快时钟域的两次脉冲应该应该有一定的间隔，否则扩展后的电平信号连在一起了，会导致同步后的信号只有一个脉冲

说明

源时钟域src_pulse依次输入给src_pulse_seq[0]、src_pulse_seq[1]、src_pulse_seq[2]，四个信号相或产生的信号输入给寄存器src_pulse_extend。寄存器src_pulse_extend通过两级同步打拍得到sync_temp,sync_temp依次打拍得到src_pulse_expand_delay1、src_pulse_expand_delay2。

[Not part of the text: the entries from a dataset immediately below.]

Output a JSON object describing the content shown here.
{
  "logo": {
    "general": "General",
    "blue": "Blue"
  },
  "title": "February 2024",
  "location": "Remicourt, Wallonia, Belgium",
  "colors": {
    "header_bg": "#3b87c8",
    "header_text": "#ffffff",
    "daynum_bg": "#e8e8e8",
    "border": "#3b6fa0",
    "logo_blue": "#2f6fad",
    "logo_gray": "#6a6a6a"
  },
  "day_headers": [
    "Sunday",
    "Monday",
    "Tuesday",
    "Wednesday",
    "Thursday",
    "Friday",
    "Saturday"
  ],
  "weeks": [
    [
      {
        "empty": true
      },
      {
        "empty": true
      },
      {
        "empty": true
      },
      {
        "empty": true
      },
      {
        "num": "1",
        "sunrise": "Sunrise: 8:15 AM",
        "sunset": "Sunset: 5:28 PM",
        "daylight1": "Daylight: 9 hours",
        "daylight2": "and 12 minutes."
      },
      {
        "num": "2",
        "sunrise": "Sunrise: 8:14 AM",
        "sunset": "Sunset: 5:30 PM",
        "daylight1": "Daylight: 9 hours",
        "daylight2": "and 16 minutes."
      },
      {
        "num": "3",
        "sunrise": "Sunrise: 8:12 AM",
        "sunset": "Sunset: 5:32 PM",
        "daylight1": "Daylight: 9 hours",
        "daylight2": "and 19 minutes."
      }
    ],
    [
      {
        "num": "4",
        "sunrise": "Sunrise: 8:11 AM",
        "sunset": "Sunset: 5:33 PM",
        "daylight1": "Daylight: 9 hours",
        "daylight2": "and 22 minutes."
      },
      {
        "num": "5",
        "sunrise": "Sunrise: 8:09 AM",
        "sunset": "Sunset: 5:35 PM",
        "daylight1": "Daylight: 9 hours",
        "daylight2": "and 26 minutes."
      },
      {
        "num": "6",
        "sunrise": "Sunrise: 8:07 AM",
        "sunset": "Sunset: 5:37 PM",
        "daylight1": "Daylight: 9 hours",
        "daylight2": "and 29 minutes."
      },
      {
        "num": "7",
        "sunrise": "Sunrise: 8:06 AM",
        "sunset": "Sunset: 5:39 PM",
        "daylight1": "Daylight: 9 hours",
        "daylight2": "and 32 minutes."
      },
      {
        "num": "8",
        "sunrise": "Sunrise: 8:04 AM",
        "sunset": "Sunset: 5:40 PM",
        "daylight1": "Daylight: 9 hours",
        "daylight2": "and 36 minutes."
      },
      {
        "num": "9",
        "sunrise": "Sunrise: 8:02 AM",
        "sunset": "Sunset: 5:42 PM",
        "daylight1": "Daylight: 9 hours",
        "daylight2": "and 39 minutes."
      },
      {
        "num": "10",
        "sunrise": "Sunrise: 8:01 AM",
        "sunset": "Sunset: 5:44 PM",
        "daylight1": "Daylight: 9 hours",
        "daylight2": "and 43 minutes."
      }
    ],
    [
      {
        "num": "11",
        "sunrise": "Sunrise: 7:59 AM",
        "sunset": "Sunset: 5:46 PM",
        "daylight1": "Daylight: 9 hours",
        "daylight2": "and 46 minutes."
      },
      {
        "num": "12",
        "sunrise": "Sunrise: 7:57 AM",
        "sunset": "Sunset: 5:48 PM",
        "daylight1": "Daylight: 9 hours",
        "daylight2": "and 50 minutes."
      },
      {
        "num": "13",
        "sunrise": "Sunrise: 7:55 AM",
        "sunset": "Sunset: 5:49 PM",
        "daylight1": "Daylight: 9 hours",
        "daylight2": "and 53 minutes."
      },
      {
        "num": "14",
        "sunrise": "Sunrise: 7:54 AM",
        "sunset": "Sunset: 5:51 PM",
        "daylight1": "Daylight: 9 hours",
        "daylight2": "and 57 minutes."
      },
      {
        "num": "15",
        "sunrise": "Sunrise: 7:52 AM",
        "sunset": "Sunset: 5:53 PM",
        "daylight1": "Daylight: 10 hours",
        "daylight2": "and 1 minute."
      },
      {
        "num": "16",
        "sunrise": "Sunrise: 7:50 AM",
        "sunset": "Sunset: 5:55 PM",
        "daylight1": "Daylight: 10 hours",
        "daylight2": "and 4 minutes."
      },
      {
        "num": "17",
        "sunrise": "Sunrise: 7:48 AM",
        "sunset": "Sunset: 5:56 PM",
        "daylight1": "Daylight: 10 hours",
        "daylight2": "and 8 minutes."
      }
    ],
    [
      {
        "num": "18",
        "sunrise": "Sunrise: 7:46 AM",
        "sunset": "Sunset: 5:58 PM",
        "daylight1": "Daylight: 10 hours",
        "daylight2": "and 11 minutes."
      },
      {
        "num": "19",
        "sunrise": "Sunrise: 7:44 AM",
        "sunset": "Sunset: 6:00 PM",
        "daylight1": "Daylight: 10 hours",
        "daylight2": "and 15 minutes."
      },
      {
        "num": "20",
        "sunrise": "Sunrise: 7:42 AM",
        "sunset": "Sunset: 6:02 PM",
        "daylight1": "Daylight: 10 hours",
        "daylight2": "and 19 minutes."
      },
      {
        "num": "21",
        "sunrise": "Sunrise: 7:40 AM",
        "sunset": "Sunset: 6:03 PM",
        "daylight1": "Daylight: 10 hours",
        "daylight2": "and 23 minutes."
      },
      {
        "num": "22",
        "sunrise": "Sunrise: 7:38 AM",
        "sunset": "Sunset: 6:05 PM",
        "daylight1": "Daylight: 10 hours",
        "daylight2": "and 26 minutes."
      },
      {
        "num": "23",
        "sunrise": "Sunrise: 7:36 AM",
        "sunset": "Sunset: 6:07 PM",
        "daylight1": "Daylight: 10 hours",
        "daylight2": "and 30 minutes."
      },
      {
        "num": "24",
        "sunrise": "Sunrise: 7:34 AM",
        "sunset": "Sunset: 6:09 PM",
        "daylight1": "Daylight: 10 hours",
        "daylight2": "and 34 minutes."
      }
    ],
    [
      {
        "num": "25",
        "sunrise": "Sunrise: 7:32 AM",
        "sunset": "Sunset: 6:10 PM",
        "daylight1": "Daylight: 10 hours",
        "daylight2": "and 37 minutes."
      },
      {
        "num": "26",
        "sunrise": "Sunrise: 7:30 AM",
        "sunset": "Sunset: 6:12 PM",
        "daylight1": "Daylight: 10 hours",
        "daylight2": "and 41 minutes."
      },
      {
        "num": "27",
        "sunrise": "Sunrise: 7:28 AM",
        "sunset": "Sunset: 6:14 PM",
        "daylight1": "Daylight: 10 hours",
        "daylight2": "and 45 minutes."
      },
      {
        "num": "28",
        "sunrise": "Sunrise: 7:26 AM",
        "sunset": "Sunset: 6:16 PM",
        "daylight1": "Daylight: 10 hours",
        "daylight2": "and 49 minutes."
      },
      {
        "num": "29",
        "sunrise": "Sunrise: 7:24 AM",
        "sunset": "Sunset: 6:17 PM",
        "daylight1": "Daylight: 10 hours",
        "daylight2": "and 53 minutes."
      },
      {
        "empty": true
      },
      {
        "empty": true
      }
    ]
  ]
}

再由(src_pulse_expand_delay1)&&(!src_pulse_expand_delay2)得到脉冲信号dst_pulse_tmp，dst_pulse_tmp打拍得到目的时钟域脉冲dst_pulse。

verilog

module pulse_sample(
        // source clock domain signals
        src_clk,
  src_async_rst_n,
  src_pulse,
  // dst  clock domain signals
  dst_clk,
  dst_async_rst_n,
  dst_pulse
  );
 
 parameter                       EXTEND_NUM = 4;
 // source clock domain signals
 input                           src_clk;
 input                           src_async_rst_n;
 input                           src_pulse;
 // dst  clock domain signals
 input                           dst_clk;
 input                           dst_async_rst_n;
 output                          dst_pulse;
 
 reg    [EXTEND_NUM-2:0]         src_pulse_seq;
 reg                             src_pulse_extended;
 reg                             sync_temp;
 
 reg                             src_pulse_sync;
 reg                             src_pulse_expand_delay1;
 reg                             src_pulse_expand_delay2;
 reg                             dst_pulse;
 wire                            dst_pulse_tmp;
 
 always@(posedge src_clk or negedge src_async_rst_n)
     if(!src_async_rst_n)
  begin
      src_pulse_seq[EXTEND_NUM-2:0]      <= {(EXTEND_NUM-1){1'b0}};
     src_pulse_extended                 <= 1'b0;
  end
  else
  begin
      src_pulse_seq[0]                   <= src_pulse;
      src_pulse_seq[EXTEND_NUM-2:1]      <= src_pulse_seq[EXTEND_NUM-3:0];
     src_pulse_extended                 <= src_pulse|(|(src_pulse_seq[EXTEND_NUM-2:0]));
  end
  
 always@(posedge dst_clk or negedge dst_async_rst_n)
        if(!dst_async_rst_n)
     begin
       sync_temp        <= 1'b0;
      src_pulse_sync   <= 1'b0;
     end
     else
     begin
       sync_temp        <= src_pulse_extended;
      src_pulse_sync   <= sync_temp;
     end
    
 assign dst_pulse_tmp  =   (src_pulse_expand_delay1)&&(!src_pulse_expand_delay2);
   
 always@(posedge dst_clk or negedge dst_async_rst_n)
        if(!dst_async_rst_n)
     begin
       src_pulse_expand_delay1    <= 1'b0;
      src_pulse_expand_delay2    <= 1'b0;
      dst_pulse                  <= 1'b0;
      end
     else
     begin
       src_pulse_expand_delay1    <= src_pulse_sync           ;
      src_pulse_expand_delay2    <= src_pulse_expand_delay1  ;
      dst_pulse                  <= dst_pulse_tmp            ;
     end
    endmodule